Partners Mike Simson and Stephen Bennett advised the Fortius Clinic on the fundraising.
Deep Blue Restaurants
Our Partner Mike Simson led a team which advised Deep Blue Restaurants in successfully raising institutional funding for a significant minority investment in the Company from Rapid Realisations, a pre-IPO fund managed by Cenkos.
Deep Blue is a chain of twenty one high quality fish and chip restaurants in the South of England. The funds have primarily been raised to rebrand certain existing sites and finance the acquisition of further shops. The intention is to substantially expand the footprint of the Business over the next three years which will make Deep Blue the clear market leader in the sector.

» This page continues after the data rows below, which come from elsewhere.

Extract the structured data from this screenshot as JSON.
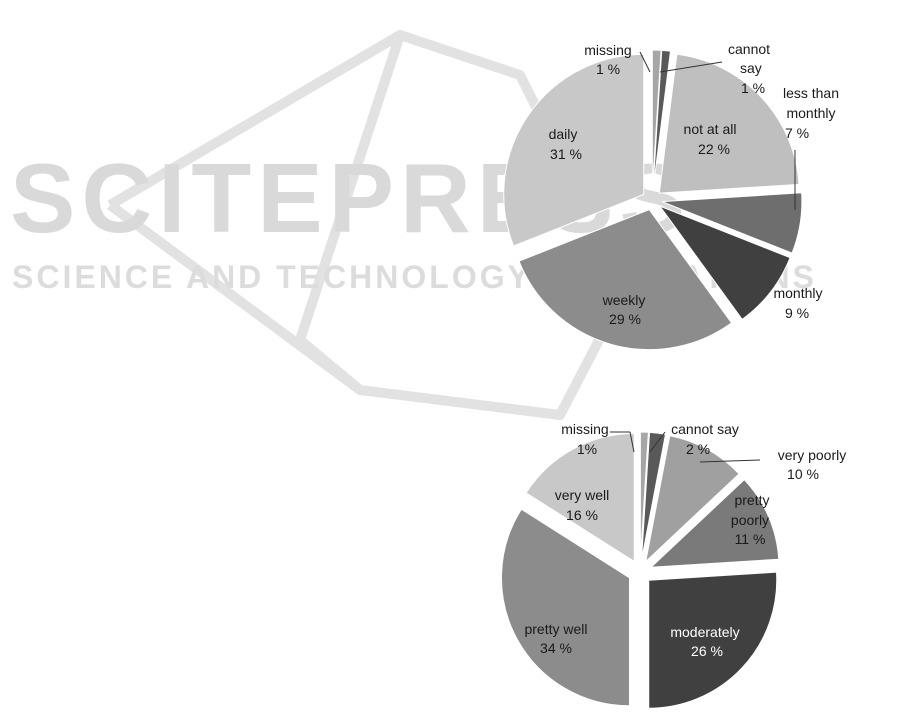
{
  "watermark": {
    "title": "SCITEPRESS",
    "subtitle": "SCIENCE AND TECHNOLOGY PUBLICATIONS"
  },
  "chart_data": [
    {
      "type": "pie",
      "title": "",
      "unit": "%",
      "slices": [
        {
          "label": "missing",
          "value": 1,
          "value_label": "1 %",
          "color": "#a6a6a6"
        },
        {
          "label": "cannot say",
          "value": 1,
          "value_label": "1 %",
          "color": "#595959"
        },
        {
          "label": "not at all",
          "value": 22,
          "value_label": "22 %",
          "color": "#bfbfbf"
        },
        {
          "label": "less than monthly",
          "value": 7,
          "value_label": "7 %",
          "color": "#6e6e6e"
        },
        {
          "label": "monthly",
          "value": 9,
          "value_label": "9 %",
          "color": "#404040"
        },
        {
          "label": "weekly",
          "value": 29,
          "value_label": "29 %",
          "color": "#8c8c8c"
        },
        {
          "label": "daily",
          "value": 31,
          "value_label": "31 %",
          "color": "#c8c8c8"
        }
      ]
    },
    {
      "type": "pie",
      "title": "",
      "unit": "%",
      "slices": [
        {
          "label": "missing",
          "value": 1,
          "value_label": "1%",
          "color": "#a6a6a6"
        },
        {
          "label": "cannot say",
          "value": 2,
          "value_label": "2 %",
          "color": "#595959"
        },
        {
          "label": "very poorly",
          "value": 10,
          "value_label": "10 %",
          "color": "#a0a0a0"
        },
        {
          "label": "pretty poorly",
          "value": 11,
          "value_label": "11 %",
          "color": "#7a7a7a"
        },
        {
          "label": "moderately",
          "value": 26,
          "value_label": "26 %",
          "color": "#404040"
        },
        {
          "label": "pretty well",
          "value": 34,
          "value_label": "34 %",
          "color": "#8c8c8c"
        },
        {
          "label": "very well",
          "value": 16,
          "value_label": "16 %",
          "color": "#c8c8c8"
        }
      ]
    }
  ]
}
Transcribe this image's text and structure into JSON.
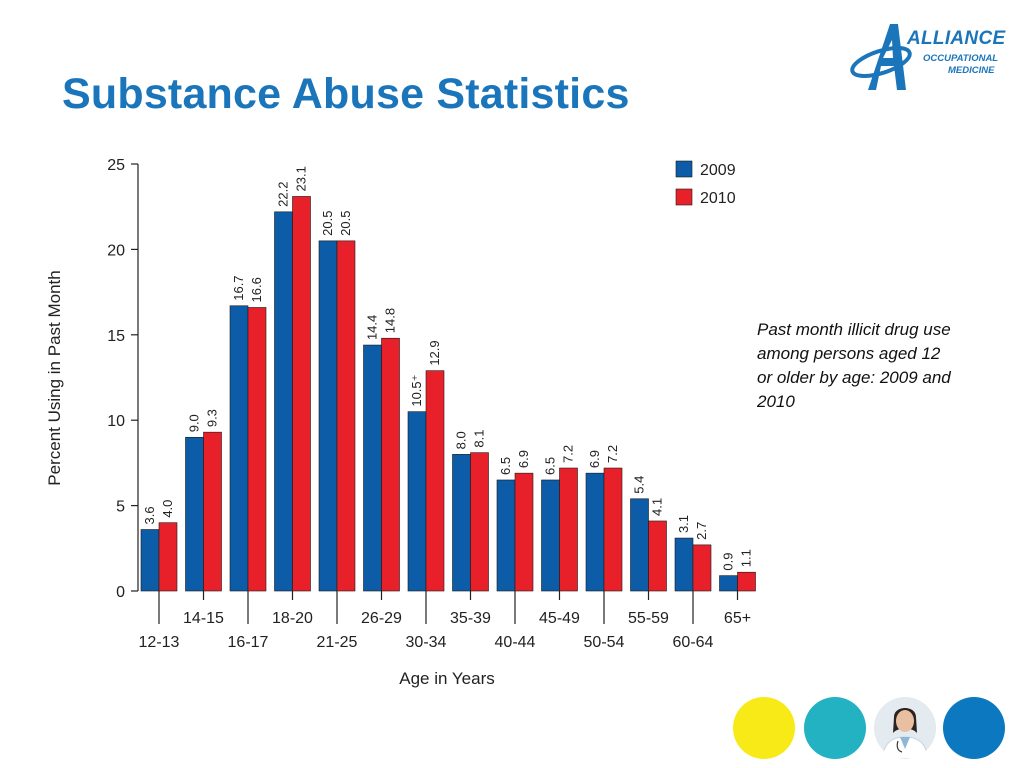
{
  "slide": {
    "title": "Substance Abuse Statistics",
    "caption": "Past month illicit drug use among persons aged 12 or older by age: 2009 and 2010"
  },
  "logo": {
    "line1": "ALLIANCE",
    "line2": "OCCUPATIONAL",
    "line3": "MEDICINE",
    "color": "#1b75bb"
  },
  "decorations": [
    "yellow-circle",
    "teal-circle",
    "doctor-photo-circle",
    "blue-circle"
  ],
  "chart_data": {
    "type": "bar",
    "xlabel": "Age in Years",
    "ylabel": "Percent Using in Past Month",
    "ylim": [
      0,
      25
    ],
    "yticks": [
      0,
      5,
      10,
      15,
      20,
      25
    ],
    "categories": [
      "12-13",
      "14-15",
      "16-17",
      "18-20",
      "21-25",
      "26-29",
      "30-34",
      "35-39",
      "40-44",
      "45-49",
      "50-54",
      "55-59",
      "60-64",
      "65+"
    ],
    "series": [
      {
        "name": "2009",
        "color": "#0d5ca8",
        "values": [
          3.6,
          9.0,
          16.7,
          22.2,
          20.5,
          14.4,
          10.5,
          8.0,
          6.5,
          6.5,
          6.9,
          5.4,
          3.1,
          0.9
        ],
        "labels": [
          "3.6",
          "9.0",
          "16.7",
          "22.2",
          "20.5",
          "14.4",
          "10.5⁺",
          "8.0",
          "6.5",
          "6.5",
          "6.9",
          "5.4",
          "3.1",
          "0.9"
        ]
      },
      {
        "name": "2010",
        "color": "#e8202a",
        "values": [
          4.0,
          9.3,
          16.6,
          23.1,
          20.5,
          14.8,
          12.9,
          8.1,
          6.9,
          7.2,
          7.2,
          4.1,
          2.7,
          1.1
        ],
        "labels": [
          "4.0",
          "9.3",
          "16.6",
          "23.1",
          "20.5",
          "14.8",
          "12.9",
          "8.1",
          "6.9",
          "7.2",
          "7.2",
          "4.1",
          "2.7",
          "1.1"
        ]
      }
    ],
    "legend_position": "top-right",
    "grid": false
  }
}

James Low the Chief Executive of Deep Blue Restaurants said “This is a very exciting time for Deep Blue and I would like to thank Mike Simson and his team for their creative advice and commitment in helping us to reach this key point in our development”.
Simultaneously with the equity investment Mario Budwig, the founder of the Millies Cookies chain, which now has over one hundred stores, will be joining the Board of the Company as the non-executive chairman.
Barons Holdings
Baron's Holdings is a Day Spa and Hotel business. It's two main assets are Hoar Cross Hall and Eden Hall Day Spa.
We advised the Baron’s Holdings board on a reorganisation and refinancing (funded by Lloyds Bank) of a their business.